My union organises the mining sector in Germany and we have a long tradition of supporting unions worldwide, when it comes to dealing with the consequences of a mining accident and providing concrete help. From the first day of the disaster in Brumadinho, the responsibility of TÜV Süd was discussed. The case has always been one of the most striking instances in the public debate in Germany about adoption of a supply-chain law.
The families of those left behind are suing TÜV Süd in Germany. The firm sought to prevent this suit by insisting on a large sum as security for its costs. The victims would never have been able to raise such a sum themselves.
We as IGBCE asked ourselves what concrete solidarity could look like in this case and took the risk of enabling the process by providing the required court cost guarantee. This is certainly an unusual step for a trade union to take. Yet here is a case where a concrete answer to the question of human-rights due diligence is essential. The question of whether TÜV Süd has some responsibility for the Brumadinho disaster is now before the German courts.

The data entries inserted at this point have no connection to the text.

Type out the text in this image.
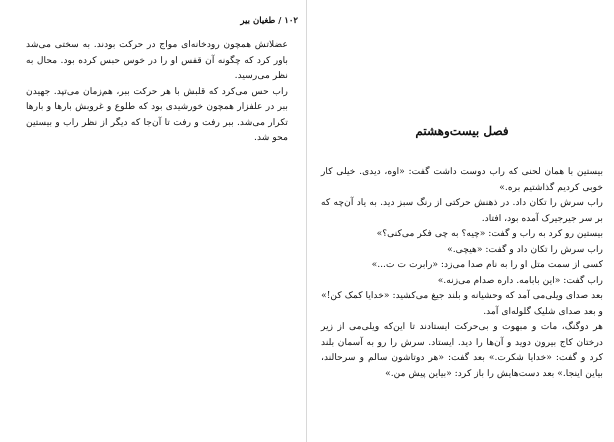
۱۰۲ / طغیان بیر

عضلاتش همچون رودخانه‌ای مواج در حرکت بودند. به سختی می‌شد باور کرد که چگونه آن قفس او را در خوس حبس کرده بود. محال به نظر می‌رسید.

راب حس می‌کرد که قلبش با هر حرکت ببر، هم‌زمان می‌تپد. جهیدن ببر در علفزار همچون خورشیدی بود که طلوع و غروبش بارها و بارها تکرار می‌شد. ببر رفت و رفت تا آن‌جا که دیگر از نظر راب و بیستین محو شد.	فصل بیست‌وهشتم

بیستین با همان لحنی که راب دوست داشت گفت: «اوه، دیدی. خیلی کار خوبی کردیم گذاشتیم بره.»

راب سرش را تکان داد. در ذهنش حرکتی از رنگ سبز دید. به یاد آن‌چه که بر سر جیرجیرک آمده بود، افتاد.

بیستین رو کرد به راب و گفت: «چیه؟ به چی فکر می‌کنی؟»

راب سرش را تکان داد و گفت: «هیچی.»

کسی از سمت متل او را به نام صدا می‌زد: «رابرت ت ت...»

راب گفت: «این بابامه. داره صدام می‌زنه.»

بعد صدای ویلی‌می آمد که وحشیانه و بلند جیغ می‌کشید: «خدایا کمک کن!»

و بعد صدای شلیک گلوله‌ای آمد.

هر دوگنگ، مات و مبهوت و بی‌حرکت ایستادند تا این‌که ویلی‌می از زیر درختان کاج بیرون دوید و آن‌ها را دید. ایستاد. سرش را رو به آسمان بلند کرد و گفت: «خدایا شکرت.» بعد گفت: «هر دوتاشون سالم و سرحالند، بیاین اینجا.» بعد دست‌هایش را باز کرد: «بیاین پیش من.»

We are convinced that only such processes will allow companies to grasp the full significance and potential consequences of human-rights due diligence. More than that: in the event of high compensation payments, this also has direct consequences for workers in Germany. This is one of the reasons why we have extended our information and training efforts on this topic within our union, to enable our works councils to focus more on the supply-chain issue and thus also to bring the compliance departments in the companies to sharpen their view on this complex topic.
It is time for the European Commission finally to present its draft supply-chain legislation. There have already been too many delays. Now is the time to take a decisive step forward.